Back in the day when we were hiding under our desk to avoid the atomic bomb, when the bell rang for lunch you had two options. Every school had a cafeteria with plastic trays to get a plate of mashed potatoes, carrots, some sort of imitation meat (either brown or tan) covered in gravy and jello for dessert. Large black women served the grub and it was always cold. Don’t remember what the price for this but I rarely spent coins for a mid-day meal.

My mother stuffed a tin lunchbox with nutrition before I was leaving for school. It was always a surprise to open it up at the lunch table with my friends and devour the goodies.

The tin box was about 10” x 5” x 3” with a single latch to open what was to be the nourishment for the day that was prepared hours ago. This was a time before plastic zip bags so everything was wrapped in the new aluminum foil or saran wrap. If there was produce like an apple or banana, they were thrown away searching for the little bag of M&M’s. Sometimes we would trade sandwiches with others. Sometimes our lunch was just stolen and we left hungry.

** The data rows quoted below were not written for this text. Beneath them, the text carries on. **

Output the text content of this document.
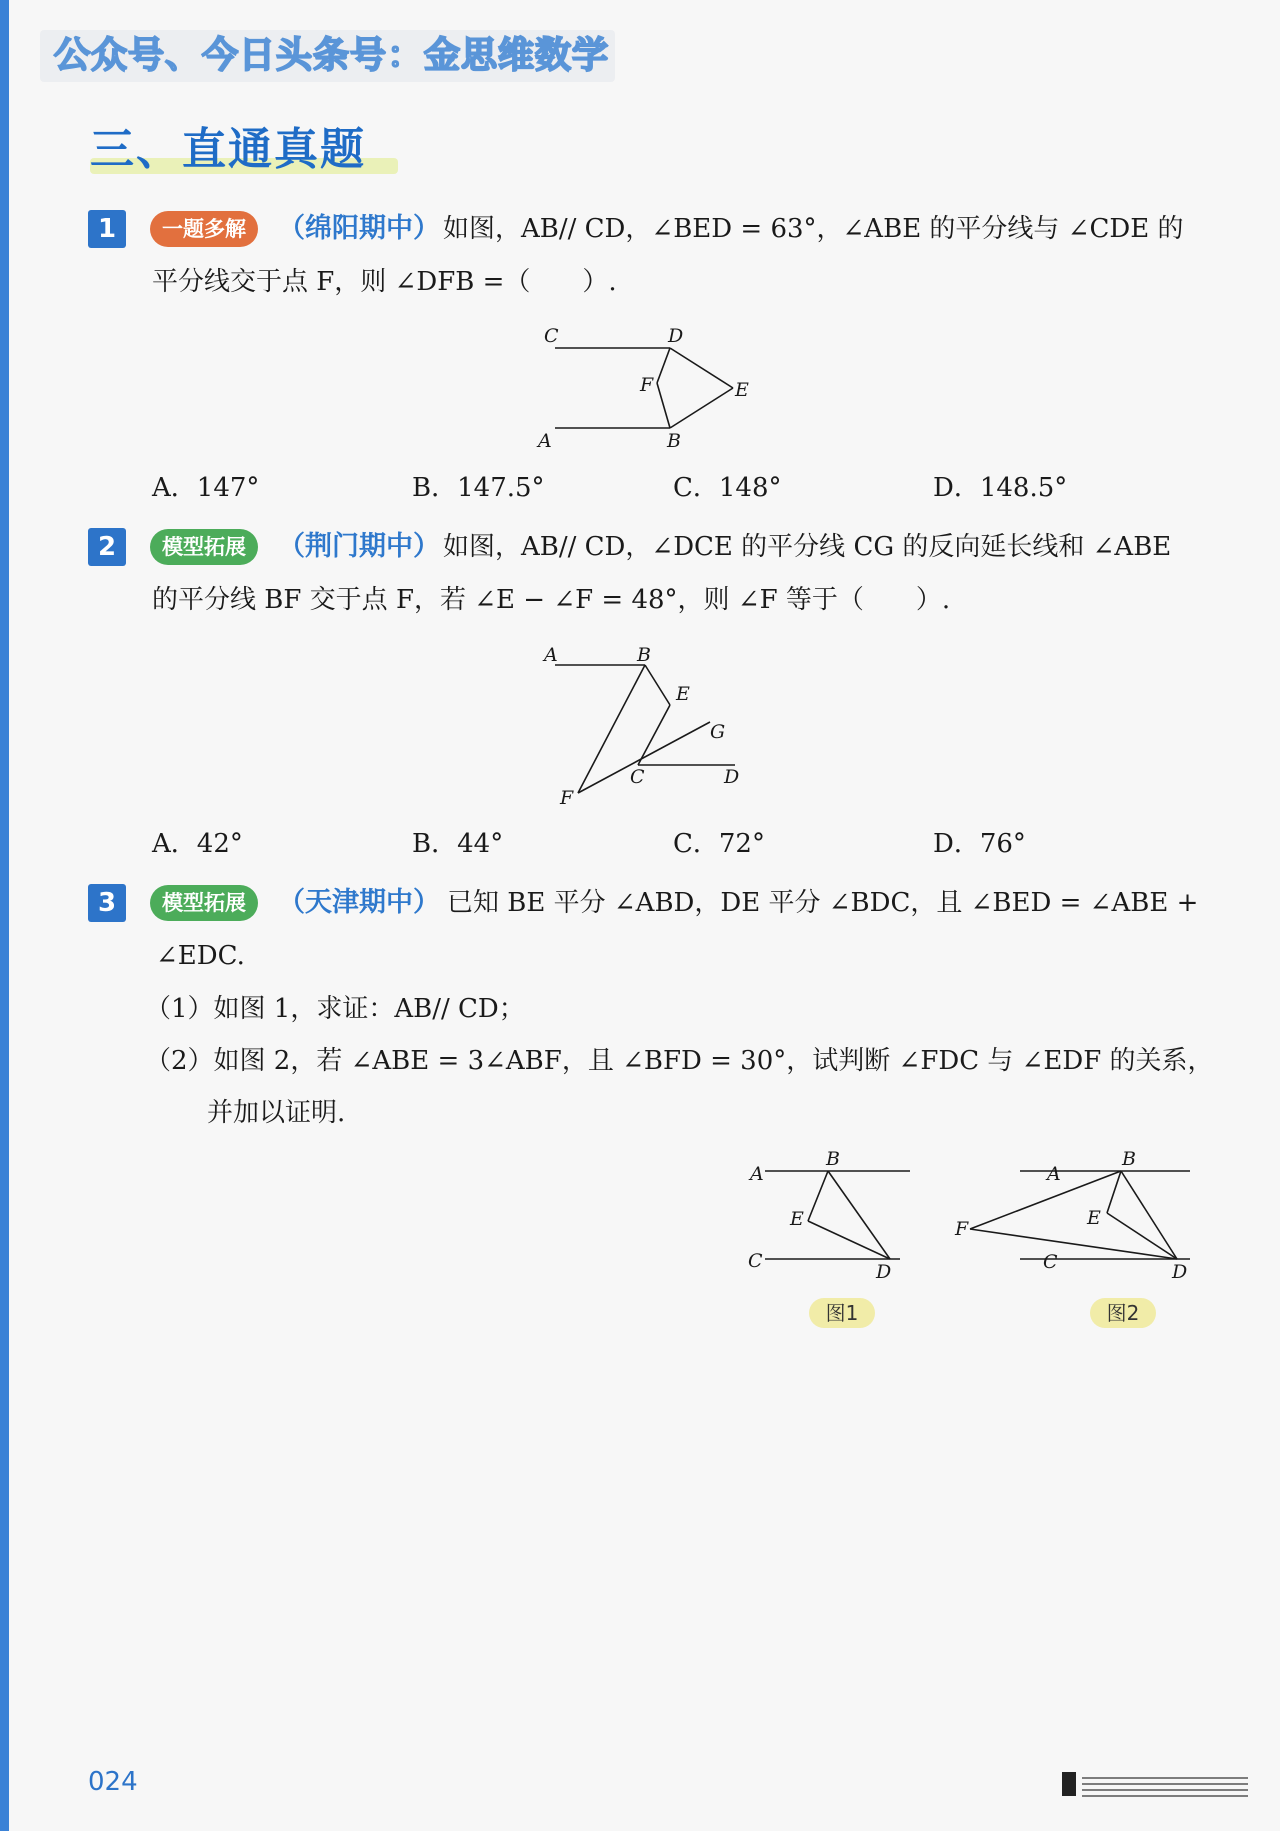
公众号、今日头条号：金思维数学
三、直通真题
1	一题多解	（绵阳期中） 如图，AB// CD，∠BED = 63°，∠ABE 的平分线与 ∠CDE 的
平分线交于点 F，则 ∠DFB =（　　）.
C	D
F	E
A	B
A．147°	B．147.5°	C．148°	D．148.5°
2	模型拓展	（荆门期中） 如图，AB// CD，∠DCE 的平分线 CG 的反向延长线和 ∠ABE
的平分线 BF 交于点 F，若 ∠E − ∠F = 48°，则 ∠F 等于（　　）.
A	B
E
G
C	D
F
A．42°	B．44°	C．72°	D．76°
3	模型拓展	（天津期中） 已知 BE 平分 ∠ABD，DE 平分 ∠BDC，且 ∠BED = ∠ABE +
∠EDC.
（1）如图 1，求证：AB// CD；
（2）如图 2，若 ∠ABE = 3∠ABF，且 ∠BFD = 30°，试判断 ∠FDC 与 ∠EDF 的关系，
并加以证明.
A
B
E
C	D
图1
A
B
F	E
C	D
图2
024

The lunch box was decorated in familiar television figures. I think mine was Roy Rogers but it could have been Hopalong Cassidy or Mickey Mouse. It was a great marketing tool.

There was also a matching thermos. There was no space to put the thermos inside the lunch box so it was carried separately. It was small and carried about a cup of liquid and had a coke stopper that leaked.

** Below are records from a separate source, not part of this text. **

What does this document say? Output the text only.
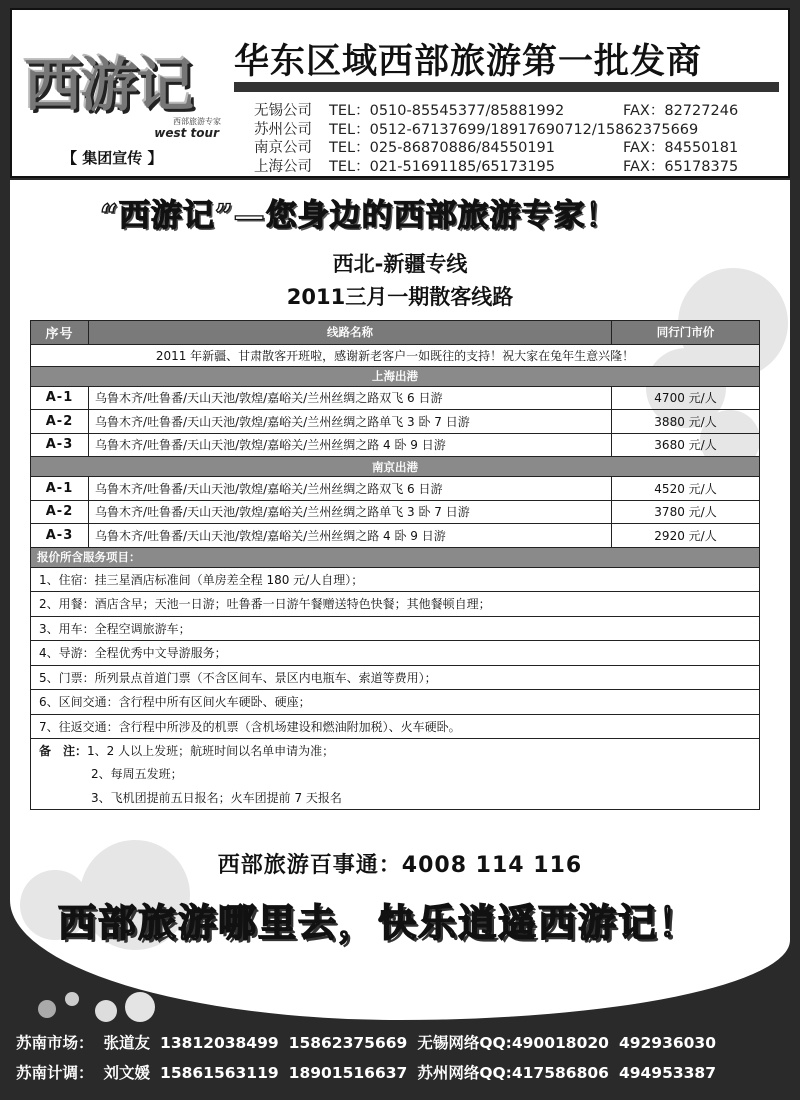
西游记
西部旅游专家
west tour
【 集团宣传 】
华东区域西部旅游第一批发商
无锡公司	TEL：0510-85545377/85881992	FAX：82727246
苏州公司	TEL：0512-67137699/18917690712/15862375669
南京公司	TEL：025-86870886/84550191	FAX：84550181
上海公司	TEL：021-51691185/65173195	FAX：65178375
“西游记”—您身边的西部旅游专家！
西北-新疆专线
2011三月一期散客线路
序号	线路名称	同行门市价
2011 年新疆、甘肃散客开班啦，感谢新老客户一如既往的支持！祝大家在兔年生意兴隆！		
上海出港		
A-1	乌鲁木齐/吐鲁番/天山天池/敦煌/嘉峪关/兰州丝绸之路双飞 6 日游	4700 元/人
A-2	乌鲁木齐/吐鲁番/天山天池/敦煌/嘉峪关/兰州丝绸之路单飞 3 卧 7 日游	3880 元/人
A-3	乌鲁木齐/吐鲁番/天山天池/敦煌/嘉峪关/兰州丝绸之路 4 卧 9 日游	3680 元/人
南京出港		
A-1	乌鲁木齐/吐鲁番/天山天池/敦煌/嘉峪关/兰州丝绸之路双飞 6 日游	4520 元/人
A-2	乌鲁木齐/吐鲁番/天山天池/敦煌/嘉峪关/兰州丝绸之路单飞 3 卧 7 日游	3780 元/人
A-3	乌鲁木齐/吐鲁番/天山天池/敦煌/嘉峪关/兰州丝绸之路 4 卧 9 日游	2920 元/人
报价所含服务项目：		
1、住宿：挂三星酒店标准间（单房差全程 180 元/人自理）；		
2、用餐：酒店含早；天池一日游；吐鲁番一日游午餐赠送特色快餐；其他餐顿自理；		
3、用车：全程空调旅游车；		
4、导游：全程优秀中文导游服务；		
5、门票：所列景点首道门票（不含区间车、景区内电瓶车、索道等费用）；		
6、区间交通：含行程中所有区间火车硬卧、硬座；		
7、往返交通：含行程中所涉及的机票（含机场建设和燃油附加税）、火车硬卧。		
备　注：1、2 人以上发班；航班时间以名单申请为准；		
2、每周五发班；		
3、飞机团提前五日报名；火车团提前 7 天报名		
西部旅游百事通：4008 114 116
西部旅游哪里去，快乐逍遥西游记！
苏南市场： 张道友 13812038499 15862375669 无锡网络QQ:490018020 492936030
苏南计调： 刘文媛 15861563119 18901516637 苏州网络QQ:417586806 494953387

It was a hassle to carry books and a lunch box and a thermos. Backpacks were not popular yet so the kids just lugged all the stuff from home or the bus to the classroom spilling lunch and messing up books. The alternative was going hungry.

Later I got a lunch box like the coal miners used with a space for the thermos in the lid. I still had to be hauled around and stored somewhere until the meal time bell.

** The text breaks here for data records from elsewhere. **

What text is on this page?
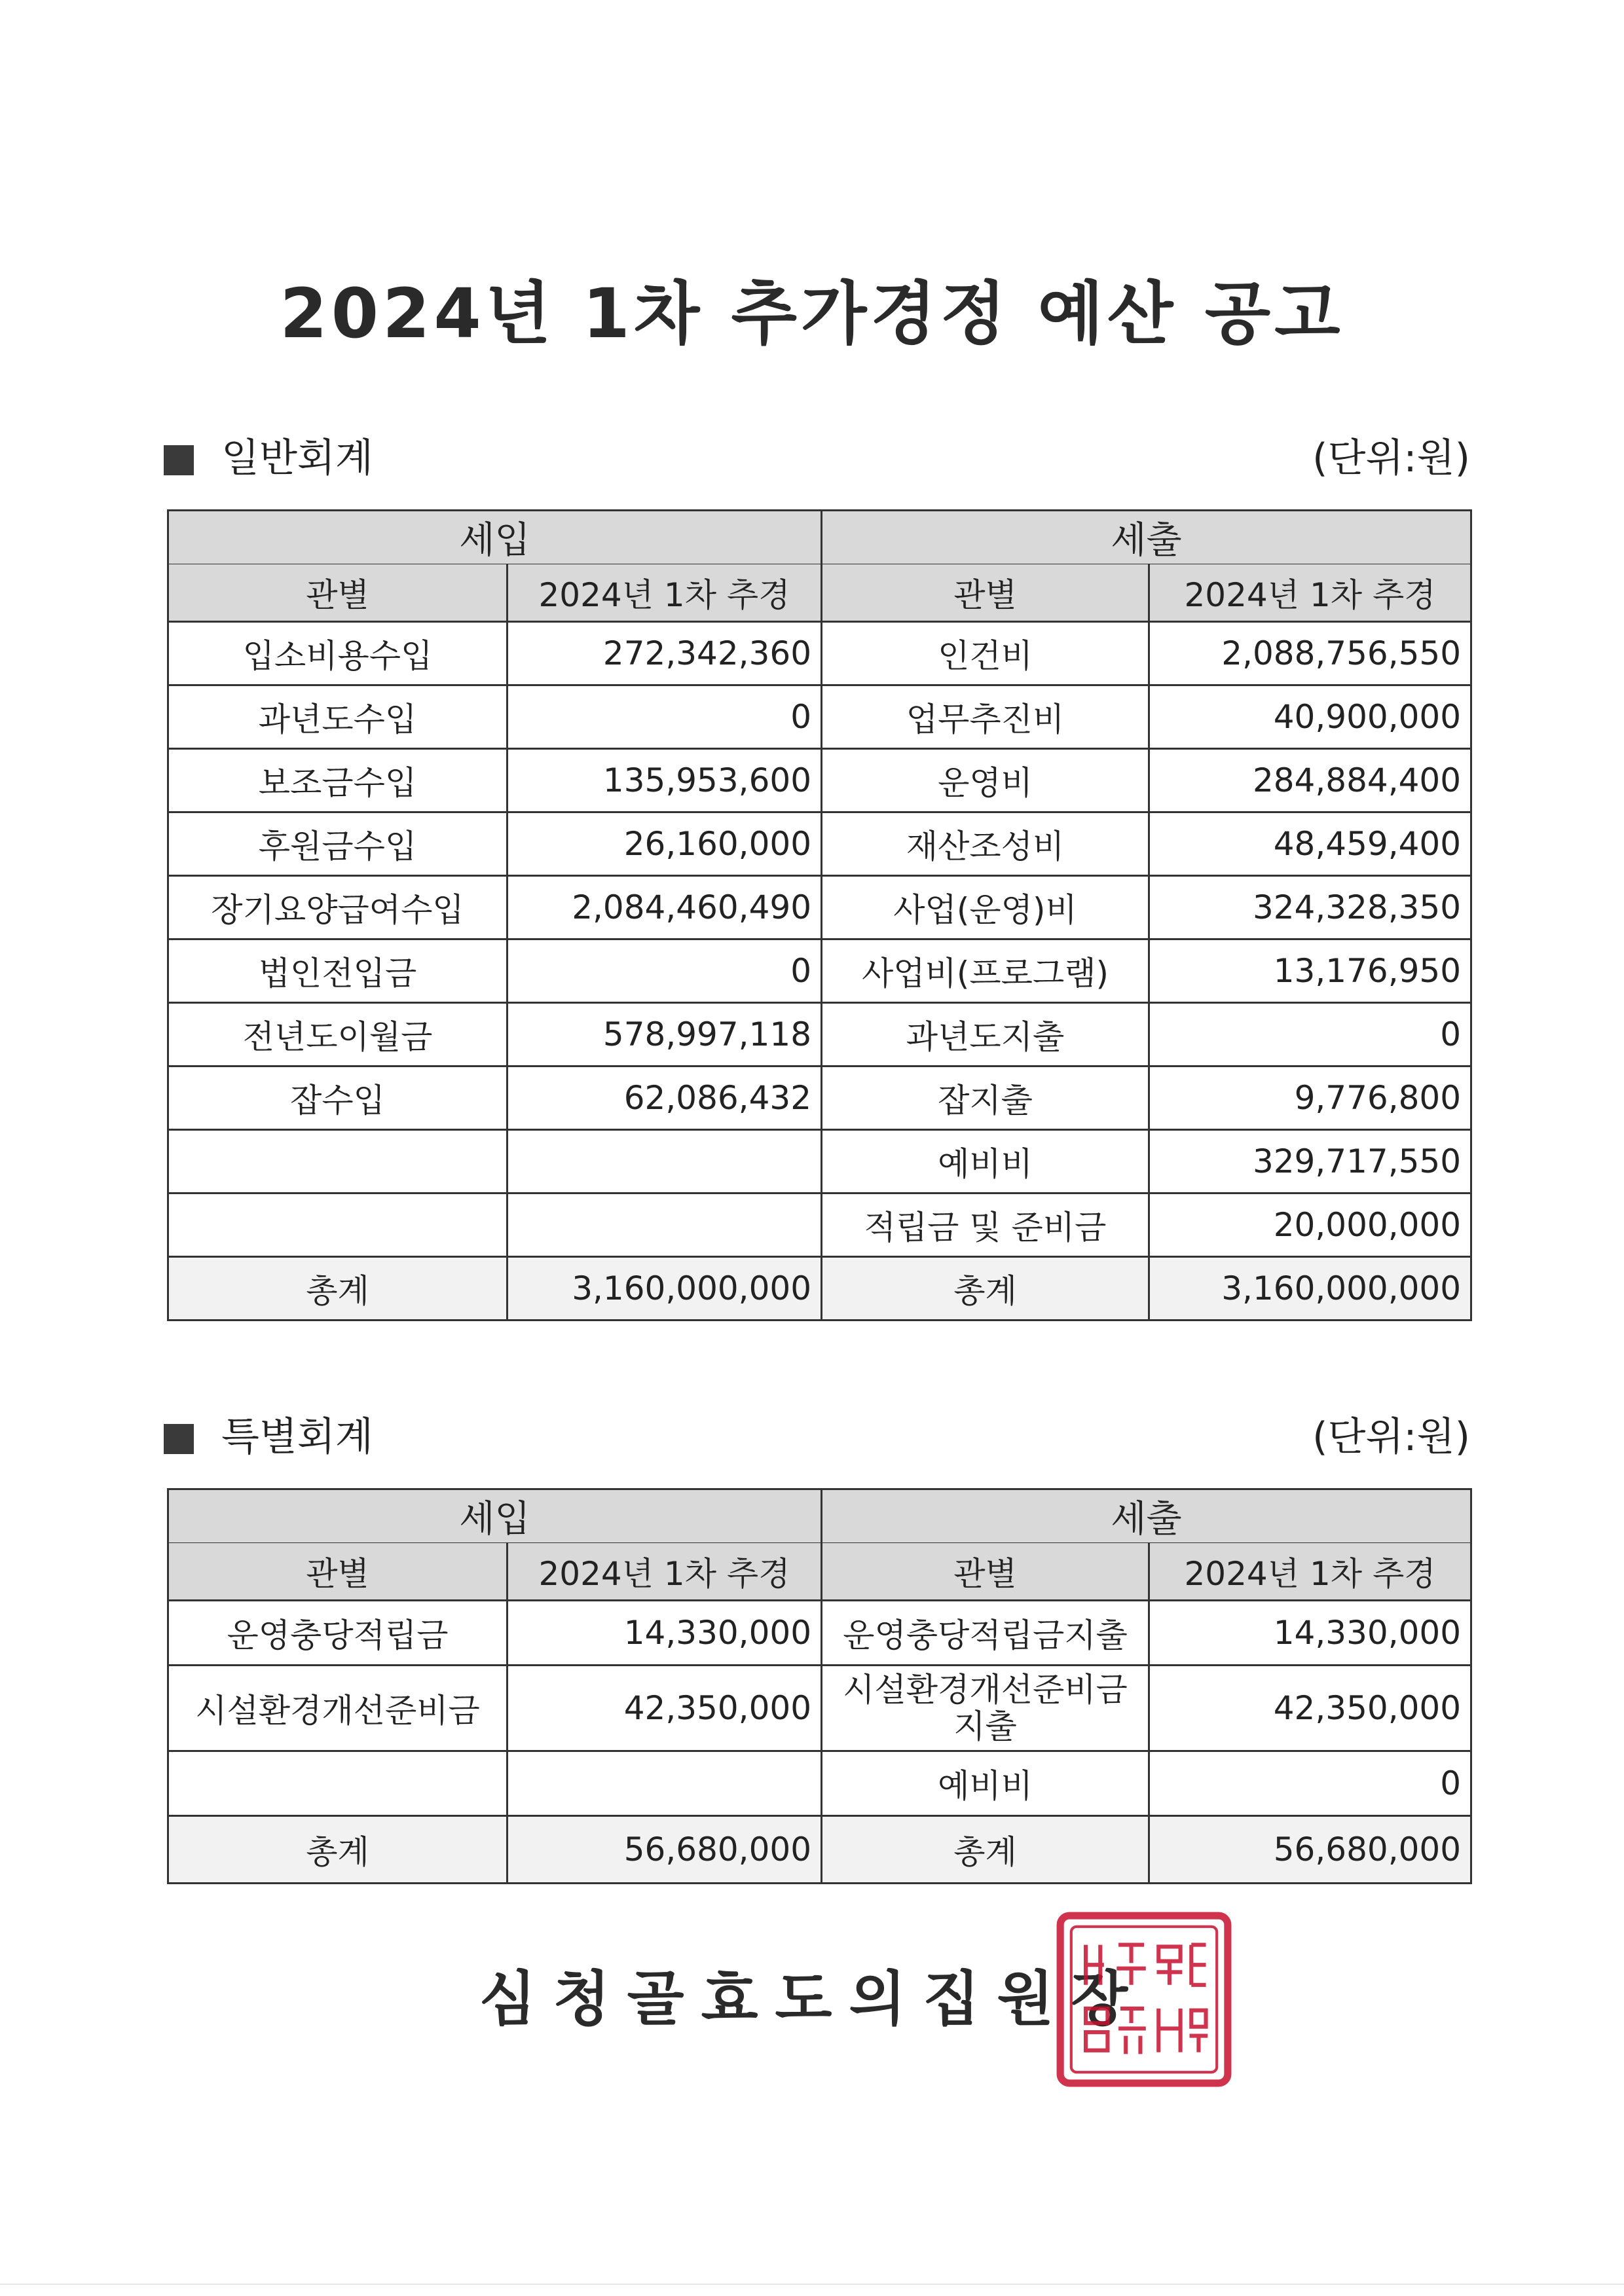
2024년 1차 추가경정 예산 공고
일반회계	(단위:원)
세입		세출	
관별	2024년 1차 추경	관별	2024년 1차 추경
입소비용수입	272,342,360	인건비	2,088,756,550
과년도수입	0	업무추진비	40,900,000
보조금수입	135,953,600	운영비	284,884,400
후원금수입	26,160,000	재산조성비	48,459,400
장기요양급여수입	2,084,460,490	사업(운영)비	324,328,350
법인전입금	0	사업비(프로그램)	13,176,950
전년도이월금	578,997,118	과년도지출	0
잡수입	62,086,432	잡지출	9,776,800
		예비비	329,717,550
		적립금 및 준비금	20,000,000
총계	3,160,000,000	총계	3,160,000,000
특별회계	(단위:원)
세입		세출	
관별	2024년 1차 추경	관별	2024년 1차 추경
운영충당적립금	14,330,000	운영충당적립금지출	14,330,000
시설환경개선준비금	42,350,000	시설환경개선준비금 지출	42,350,000
		예비비	0
총계	56,680,000	총계	56,680,000
심청골효도의집원장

By high school I’d dumped the lunch box. I probably ate at the cafeteria or didn’t because I had a breakfast and a dinner so lunch was not that important. Maybe that is why I wasn’t paying attention in school?

In college the vending machine fed me. I had too many art supplies to carry to include a lunch box.

The first years of work, I’d bring in a thermo for two cups of coffee made hours before. These were the new plastic screw tops that keep everything warm and neat. I even had a person who made leather belts for Civil War re-enactors to make me a holster to carry my thermos to free up my hands on the bus.

All this was becoming a hassle so I’d take a ‘coffee break’ at the coffee shop next door for a cream filled doughnut and a month old coffee in a Styrofoam cup.

When ‘Star Bucks’ came out with $5 cup I stopped.